Gepardzica położyła się na trawie i zaczęła się w niej tarzać. Po okolicy rozniósł się przyjemny dla ucha damski śmiech. 

— Mówię — powiedziała w międzyczasie, nie przerywając śmiechu. — Boicie się nas. 

— Ja nie! — krzyknęła ożywiona Ellena. 

W tym samym momencie zwierzę gwałtownie powstało i zbliżyło się do księżniczki z otwartą paszczą. Choć scena wyglądała przerażająco, w oczach ludzkiej dziewczyny pojawiły się iskierki ciekawości i szczęścia. 

— Jesteś niesamowita! — odpowiedział gepard, po czym zaczęła skakać. — Jestem Sava! Po prostu Sava! Miło mi cię poznać, Elleno, córko Aureliona, władcy Gladioru oraz potomka Klanu Lodowatych Serc! 

— Jestem zwykłą Elleną — odparła od razu. 

Spojrzały na siebie przez moment niepewnie, by następnie wybuchnąć wspólnie śmiechem. Kto by pomyślał, że między Inną a Gladiorką zawiąże się nić porozumienia. 


— Dlaczego jesteś w Nagim Lesie? — zapytała Sava, gdy słońce zachodziło między ogromnymi, szarymi drzewami. 

— Uciekłam.

— Uciekłaś? — Kolejne pytanie z pyska gepardzici zabrzmiało niedowierzająco. — Z jakiego powodu? Jesteś przyszłą następczynią tronu Gladioru. 

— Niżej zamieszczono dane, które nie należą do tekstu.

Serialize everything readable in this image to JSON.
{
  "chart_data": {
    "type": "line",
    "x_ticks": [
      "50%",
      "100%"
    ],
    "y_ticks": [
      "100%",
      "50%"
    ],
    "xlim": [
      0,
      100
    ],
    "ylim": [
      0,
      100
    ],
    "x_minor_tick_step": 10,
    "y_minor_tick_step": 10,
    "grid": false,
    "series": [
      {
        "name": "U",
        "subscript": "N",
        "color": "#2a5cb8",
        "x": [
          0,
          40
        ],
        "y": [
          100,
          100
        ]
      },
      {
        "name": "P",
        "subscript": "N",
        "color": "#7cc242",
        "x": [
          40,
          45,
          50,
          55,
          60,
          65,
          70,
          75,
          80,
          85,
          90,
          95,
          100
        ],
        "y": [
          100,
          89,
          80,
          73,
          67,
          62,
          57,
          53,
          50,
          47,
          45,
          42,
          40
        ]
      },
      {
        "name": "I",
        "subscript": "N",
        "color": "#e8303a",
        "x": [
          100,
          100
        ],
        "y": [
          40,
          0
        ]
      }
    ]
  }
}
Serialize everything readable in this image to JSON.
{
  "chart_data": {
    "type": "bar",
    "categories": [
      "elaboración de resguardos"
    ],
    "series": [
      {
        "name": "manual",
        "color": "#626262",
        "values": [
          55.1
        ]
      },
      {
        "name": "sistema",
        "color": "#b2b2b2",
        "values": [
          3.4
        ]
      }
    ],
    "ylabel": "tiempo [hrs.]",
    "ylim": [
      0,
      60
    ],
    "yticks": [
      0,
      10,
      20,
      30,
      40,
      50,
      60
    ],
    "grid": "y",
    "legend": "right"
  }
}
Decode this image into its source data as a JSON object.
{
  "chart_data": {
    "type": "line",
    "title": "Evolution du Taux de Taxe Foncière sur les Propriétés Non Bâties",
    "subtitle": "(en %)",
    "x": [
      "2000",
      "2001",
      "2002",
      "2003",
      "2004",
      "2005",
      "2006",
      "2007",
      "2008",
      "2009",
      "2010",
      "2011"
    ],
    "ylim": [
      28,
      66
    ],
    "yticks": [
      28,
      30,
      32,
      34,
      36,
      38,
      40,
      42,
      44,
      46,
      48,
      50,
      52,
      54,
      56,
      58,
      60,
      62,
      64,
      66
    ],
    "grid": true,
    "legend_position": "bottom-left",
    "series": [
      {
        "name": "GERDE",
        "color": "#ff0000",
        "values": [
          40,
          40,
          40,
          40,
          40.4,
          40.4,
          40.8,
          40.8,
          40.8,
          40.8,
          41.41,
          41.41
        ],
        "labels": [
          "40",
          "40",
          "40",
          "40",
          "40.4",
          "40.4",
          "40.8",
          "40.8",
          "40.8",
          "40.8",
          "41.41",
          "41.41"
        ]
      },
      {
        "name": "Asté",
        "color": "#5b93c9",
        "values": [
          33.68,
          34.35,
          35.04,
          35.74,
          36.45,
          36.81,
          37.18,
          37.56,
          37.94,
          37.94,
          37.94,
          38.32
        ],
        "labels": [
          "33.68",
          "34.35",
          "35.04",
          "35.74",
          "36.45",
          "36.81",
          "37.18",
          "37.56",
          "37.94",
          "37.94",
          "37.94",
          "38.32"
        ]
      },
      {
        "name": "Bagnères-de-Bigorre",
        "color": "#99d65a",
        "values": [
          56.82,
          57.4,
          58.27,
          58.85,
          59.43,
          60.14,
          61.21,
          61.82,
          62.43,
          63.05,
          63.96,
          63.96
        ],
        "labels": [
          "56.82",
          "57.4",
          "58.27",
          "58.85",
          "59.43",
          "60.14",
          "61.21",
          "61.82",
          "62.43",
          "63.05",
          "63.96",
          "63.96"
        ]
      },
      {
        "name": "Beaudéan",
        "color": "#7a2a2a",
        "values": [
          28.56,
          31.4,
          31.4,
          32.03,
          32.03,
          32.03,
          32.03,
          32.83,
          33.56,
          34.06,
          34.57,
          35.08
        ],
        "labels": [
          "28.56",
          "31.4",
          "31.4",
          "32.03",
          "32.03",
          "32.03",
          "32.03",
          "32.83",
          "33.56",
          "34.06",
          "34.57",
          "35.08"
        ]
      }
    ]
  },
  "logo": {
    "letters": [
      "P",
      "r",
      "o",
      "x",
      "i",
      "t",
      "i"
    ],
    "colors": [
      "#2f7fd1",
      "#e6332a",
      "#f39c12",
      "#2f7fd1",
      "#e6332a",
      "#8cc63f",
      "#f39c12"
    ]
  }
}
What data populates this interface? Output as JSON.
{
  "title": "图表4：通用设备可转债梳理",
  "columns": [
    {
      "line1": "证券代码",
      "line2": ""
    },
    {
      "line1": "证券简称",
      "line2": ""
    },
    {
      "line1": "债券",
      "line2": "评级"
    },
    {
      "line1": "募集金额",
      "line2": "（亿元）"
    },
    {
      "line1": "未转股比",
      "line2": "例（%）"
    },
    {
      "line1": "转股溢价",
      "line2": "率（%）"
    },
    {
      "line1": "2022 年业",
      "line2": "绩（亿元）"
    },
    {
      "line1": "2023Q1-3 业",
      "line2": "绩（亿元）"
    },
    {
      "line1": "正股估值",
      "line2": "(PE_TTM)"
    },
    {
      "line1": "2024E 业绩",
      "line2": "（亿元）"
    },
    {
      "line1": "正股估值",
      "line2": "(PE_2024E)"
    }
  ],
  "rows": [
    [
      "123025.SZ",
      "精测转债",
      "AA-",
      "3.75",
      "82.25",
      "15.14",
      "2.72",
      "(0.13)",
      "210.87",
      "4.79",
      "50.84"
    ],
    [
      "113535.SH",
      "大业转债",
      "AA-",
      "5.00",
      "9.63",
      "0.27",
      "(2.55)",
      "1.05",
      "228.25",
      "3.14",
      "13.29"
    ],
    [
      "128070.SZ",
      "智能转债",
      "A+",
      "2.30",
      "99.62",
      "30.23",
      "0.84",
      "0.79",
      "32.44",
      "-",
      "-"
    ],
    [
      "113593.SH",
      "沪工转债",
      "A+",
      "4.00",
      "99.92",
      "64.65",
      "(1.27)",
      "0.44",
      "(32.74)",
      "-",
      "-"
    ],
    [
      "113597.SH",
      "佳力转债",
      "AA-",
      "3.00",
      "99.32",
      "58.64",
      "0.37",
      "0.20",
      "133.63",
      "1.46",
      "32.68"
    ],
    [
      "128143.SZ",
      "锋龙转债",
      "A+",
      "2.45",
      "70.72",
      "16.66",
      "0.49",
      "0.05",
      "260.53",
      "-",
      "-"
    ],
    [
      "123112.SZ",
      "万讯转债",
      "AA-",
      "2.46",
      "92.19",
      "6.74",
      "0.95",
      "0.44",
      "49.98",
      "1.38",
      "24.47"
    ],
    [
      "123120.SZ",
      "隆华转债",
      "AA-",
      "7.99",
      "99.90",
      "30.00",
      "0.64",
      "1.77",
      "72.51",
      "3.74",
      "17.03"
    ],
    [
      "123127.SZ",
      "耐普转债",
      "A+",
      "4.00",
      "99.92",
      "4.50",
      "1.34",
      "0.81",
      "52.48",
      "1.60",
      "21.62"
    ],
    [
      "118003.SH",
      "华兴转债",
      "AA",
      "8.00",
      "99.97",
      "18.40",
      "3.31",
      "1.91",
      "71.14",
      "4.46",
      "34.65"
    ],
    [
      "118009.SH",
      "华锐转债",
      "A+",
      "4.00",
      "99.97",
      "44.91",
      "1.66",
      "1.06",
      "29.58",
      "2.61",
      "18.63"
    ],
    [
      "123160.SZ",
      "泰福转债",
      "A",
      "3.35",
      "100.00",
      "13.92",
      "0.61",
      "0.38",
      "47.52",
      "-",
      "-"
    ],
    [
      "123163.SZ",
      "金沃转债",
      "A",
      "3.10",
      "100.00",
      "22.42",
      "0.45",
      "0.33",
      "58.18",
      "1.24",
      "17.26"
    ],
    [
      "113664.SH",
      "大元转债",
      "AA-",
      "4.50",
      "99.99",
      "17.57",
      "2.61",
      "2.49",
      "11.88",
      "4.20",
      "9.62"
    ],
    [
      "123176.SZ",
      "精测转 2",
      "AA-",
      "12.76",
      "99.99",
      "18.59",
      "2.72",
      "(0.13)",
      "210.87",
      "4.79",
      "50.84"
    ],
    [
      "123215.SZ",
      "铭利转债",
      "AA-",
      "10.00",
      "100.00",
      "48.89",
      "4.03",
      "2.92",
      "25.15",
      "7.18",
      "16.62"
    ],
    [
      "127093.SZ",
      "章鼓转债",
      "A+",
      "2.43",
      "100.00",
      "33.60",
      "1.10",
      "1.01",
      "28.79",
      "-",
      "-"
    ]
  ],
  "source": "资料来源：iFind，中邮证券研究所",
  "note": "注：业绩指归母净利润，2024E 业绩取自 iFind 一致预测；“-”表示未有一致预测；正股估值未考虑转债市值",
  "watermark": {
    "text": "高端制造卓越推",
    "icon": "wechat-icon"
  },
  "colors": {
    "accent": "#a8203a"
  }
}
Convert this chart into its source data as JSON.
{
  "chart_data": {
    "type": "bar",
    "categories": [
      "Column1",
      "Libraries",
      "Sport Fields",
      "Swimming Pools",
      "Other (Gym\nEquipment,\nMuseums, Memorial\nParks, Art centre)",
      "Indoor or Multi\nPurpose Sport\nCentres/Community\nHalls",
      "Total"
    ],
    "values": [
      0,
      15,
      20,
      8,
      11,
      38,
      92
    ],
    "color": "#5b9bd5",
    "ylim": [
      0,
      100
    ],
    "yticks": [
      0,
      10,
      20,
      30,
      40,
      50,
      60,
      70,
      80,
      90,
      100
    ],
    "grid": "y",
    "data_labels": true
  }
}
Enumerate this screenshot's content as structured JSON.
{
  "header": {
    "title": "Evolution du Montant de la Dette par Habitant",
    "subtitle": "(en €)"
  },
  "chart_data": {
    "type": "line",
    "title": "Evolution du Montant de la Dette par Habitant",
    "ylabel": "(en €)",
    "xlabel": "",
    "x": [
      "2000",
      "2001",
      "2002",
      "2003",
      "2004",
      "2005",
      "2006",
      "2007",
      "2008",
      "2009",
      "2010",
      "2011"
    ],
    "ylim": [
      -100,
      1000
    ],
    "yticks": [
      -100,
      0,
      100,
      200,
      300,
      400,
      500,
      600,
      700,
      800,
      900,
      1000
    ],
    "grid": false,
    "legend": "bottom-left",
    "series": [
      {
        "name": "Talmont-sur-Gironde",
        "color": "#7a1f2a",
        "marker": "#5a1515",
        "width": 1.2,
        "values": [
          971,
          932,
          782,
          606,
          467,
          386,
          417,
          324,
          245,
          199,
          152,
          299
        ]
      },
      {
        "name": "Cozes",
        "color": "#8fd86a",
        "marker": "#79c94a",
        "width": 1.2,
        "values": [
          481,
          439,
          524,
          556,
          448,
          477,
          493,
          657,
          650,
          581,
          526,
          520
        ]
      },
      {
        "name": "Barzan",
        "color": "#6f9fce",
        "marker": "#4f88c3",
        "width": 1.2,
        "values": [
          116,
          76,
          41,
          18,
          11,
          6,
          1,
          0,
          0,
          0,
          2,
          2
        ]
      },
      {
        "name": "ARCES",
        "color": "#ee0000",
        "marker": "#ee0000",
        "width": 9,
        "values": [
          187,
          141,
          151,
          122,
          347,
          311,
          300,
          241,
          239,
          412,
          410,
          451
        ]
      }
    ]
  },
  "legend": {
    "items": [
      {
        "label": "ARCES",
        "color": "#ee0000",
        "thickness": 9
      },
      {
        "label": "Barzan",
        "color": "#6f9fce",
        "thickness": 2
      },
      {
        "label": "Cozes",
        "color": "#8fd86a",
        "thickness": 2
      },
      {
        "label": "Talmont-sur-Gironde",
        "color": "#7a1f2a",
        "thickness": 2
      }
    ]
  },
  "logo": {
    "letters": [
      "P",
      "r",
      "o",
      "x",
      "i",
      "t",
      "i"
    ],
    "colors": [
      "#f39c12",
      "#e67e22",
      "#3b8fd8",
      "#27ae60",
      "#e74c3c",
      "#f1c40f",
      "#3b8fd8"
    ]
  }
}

— Niestety nie do końca.  

Ellena stanęła, patrząc na nieco przysłonięte ciemnymi, sporej wielkości liśćmi. To był inny krajobraz niż ten, na który codziennie spoglądała ze swej komnaty. 

— Jak to?

— Król postanowił wydać mnie za mąż. Nie mam prawa decydować o sobie. Nie chciałam tego. Chcę być wolną kobietą. Chcę być potężną królową. Tego uczył mnie mój drogi nauczyciel, rycerz oraz przyjaciel. 

— Godny zaufania, a także podziwu… Dawno o takim człowieku nie słyszałam. O takim, który byłby dobry. 

— To prawda. Ciężko takiego teraz znaleźć. 

— Jesteś ty.

Księżniczka zarumieniła się, słysząc pochwałę ze strony Innej, która poznała ją dzisiejszego poranka. 

— Dziękuję, ale…

— Rrrrr…

Usłyszały niepokojący głos. Obydwie od razu przybrały pozycję obronną. Ellena chwyciła za sztylet, który zawsze nosiła pod suknią, a Sava spłoszonego kota. Dźwięk był bardzo niepokojący. Musiały zachować ostrożność. 

— Rrrr…

— Pójdę pierwsza — powiedziała gepardzica, ale Gladiorka zaprzeczyła ruchem głowy. 

— Muszę ci udowodnić, że jestem potężną księżniczką. 

— Już udowodniłaś, że jesteś dobrą osobą. Tyle wystarczy, musisz przetrwać. Wyzwolisz nas. 

— Rrrrr…

— Co to może być? — zapytała Ellena, gdy zwierzę wyprzedziło ją. 

Stawiały ostrożnie kroki. Głos stawał się coraz bardziej donośny, a zarazem przerażający. Choć szczerze to Ellenie przypominało odrobinę ludzkie chrapanie. Albert często przysypiał na ich treningach i bardzo głośno prychał. 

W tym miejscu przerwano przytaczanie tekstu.